Monday, 21 June 2010

Death Penalty

Over at Boaty and D, they've been discussing the death penalty, and felt it was worth a quick post.

Now I proclaim myself as someone who is for the death penalty in principle, but not in practice - the concept of some people needing to be permanently removed from society is a sound one. If you have someone who cannot or will not be rehabilitated, or has committed a crime that any length of incarceration would exceed their lifespan, then it is only rational that they need to be excised from the world.

Now that only works on the assumption that the person is 100% guilty, and that is where the doubts creep in. The police and justice system hardly provide comfort in that regard.
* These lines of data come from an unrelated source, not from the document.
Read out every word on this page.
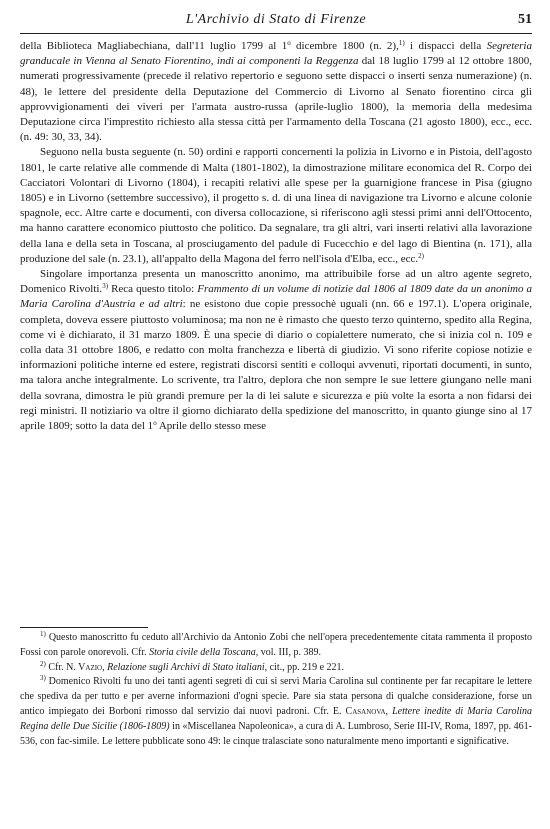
L'Archivio di Stato di Firenze	51

della Biblioteca Magliabechiana, dall'11 luglio 1799 al 1$^o$ dicembre 1800 (n. 2),$^{1)}$ i dispacci della Segreteria granducale in Vienna al Senato Fiorentino, indi ai componenti la Reggenza dal 18 luglio 1799 al 12 ottobre 1800, numerati progressivamente (precede il relativo repertorio e seguono sette dispacci o inserti senza numerazione) (n. 48), le lettere del presidente della Deputazione del Commercio di Livorno al Senato fiorentino circa gli approvvigionamenti dei viveri per l'armata austro-russa (aprile-luglio 1800), la memoria della medesima Deputazione circa l'imprestito richiesto alla stessa città per l'armamento della Toscana (21 agosto 1800), ecc., ecc. (n. 49: 30, 33, 34).

Seguono nella busta seguente (n. 50) ordini e rapporti concernenti la polizia in Livorno e in Pistoia, dell'agosto 1801, le carte relative alle commende di Malta (1801-1802), la dimostrazione militare economica del R. Corpo dei Cacciatori Volontari di Livorno (1804), i recapiti relativi alle spese per la guarnigione francese in Pisa (giugno 1805) e in Livorno (settembre successivo), il progetto s. d. di una linea di navigazione tra Livorno e alcune colonie spagnole, ecc. Altre carte e documenti, con diversa collocazione, si riferiscono agli stessi primi anni dell'Ottocento, ma hanno carattere economico piuttosto che politico. Da segnalare, tra gli altri, vari inserti relativi alla lavorazione della lana e della seta in Toscana, al prosciugamento del padule di Fucecchio e del lago di Bientina (n. 171), alla produzione del sale (n. 23.1), all'appalto della Magona del ferro nell'isola d'Elba, ecc., ecc.$^{2)}$

Singolare importanza presenta un manoscritto anonimo, ma attribuibile forse ad un altro agente segreto, Domenico Rivolti.$^{3)}$ Reca questo titolo: Frammento di un volume di notizie dal 1806 al 1809 date da un anonimo a Maria Carolina d'Austria e ad altri: ne esistono due copie pressochè uguali (nn. 66 e 197.1). L'opera originale, completa, doveva essere piuttosto voluminosa; ma non ne è rimasto che questo terzo quinterno, spedito alla Regina, come vi è dichiarato, il 31 marzo 1809. È una specie di diario o copialettere numerato, che si inizia col n. 109 e colla data 31 ottobre 1806, e redatto con molta franchezza e libertà di giudizio. Vi sono riferite copiose notizie e informazioni politiche interne ed estere, registrati discorsi sentiti e colloqui avvenuti, riportati documenti, in sunto, ma talora anche integralmente. Lo scrivente, tra l'altro, deplora che non sempre le sue lettere giungano nelle mani della sovrana, dimostra le più grandi premure per la di lei salute e sicurezza e più volte la esorta a non fidarsi dei regi ministri. Il notiziario va oltre il giorno dichiarato della spedizione del manoscritto, in quanto giunge sino al 17 aprile 1809; sotto la data del 1$^o$ Aprile dello stesso mese

$^{1)}$ Questo manoscritto fu ceduto all'Archivio da Antonio Zobi che nell'opera precedentemente citata rammenta il proposto Fossi con parole onorevoli. Cfr. Storia civile della Toscana, vol. III, p. 389.

$^{2)}$ Cfr. N. Vazio, Relazione sugli Archivi di Stato italiani, cit., pp. 219 e 221.

$^{3)}$ Domenico Rivolti fu uno dei tanti agenti segreti di cui si servì Maria Carolina sul continente per far recapitare le lettere che spediva da per tutto e per averne informazioni d'ogni specie. Pare sia stata persona di qualche considerazione, forse un antico impiegato dei Borboni rimosso dal servizio dai nuovi padroni. Cfr. E. Casanova, Lettere inedite di Maria Carolina Regina delle Due Sicilie (1806-1809) in «Miscellanea Napoleonica», a cura di A. Lumbroso, Serie III-IV, Roma, 1897, pp. 461-536, con fac-simile. Le lettere pubblicate sono 49: le cinque tralasciate sono naturalmente meno importanti e significative.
There are plenty of tales of miscarriages of justice, and no doubt more will come out of the woodwork - in such cases any execution would be cold blooded murder.

And I'm not sure I could sanction such a thing in my name.

There are arguments that in some cases, in the US for example, where death would be seen as a preferable to having to live in jail - one that makes Lord of the Flies look like an Enid Blyton book - for years of rape and beatings, before being released. As arguments go it's pretty pisspoor, and is, if anything, an argument of making prisons a place to punish criminals and not enclaves of barbarism.

All said and done, there is a place for a death sentence, but the criteria to which it is applied must be so strict that it is only ever applied to the true monsters, and with such a weight of evidence required it is even then a rarity.

As technology improves, that too would have to be taken into account - a CCTV tape of someone killing someone now pretty much proves it happened, short of a TV show plot or two, but in another 10 years? Then you could probably kill someone, film it and edit it to show Elvis committing the crime.

Death is the ultimate sanction, and should be treated with all the care, paranoia and surplus of doubt it deserves.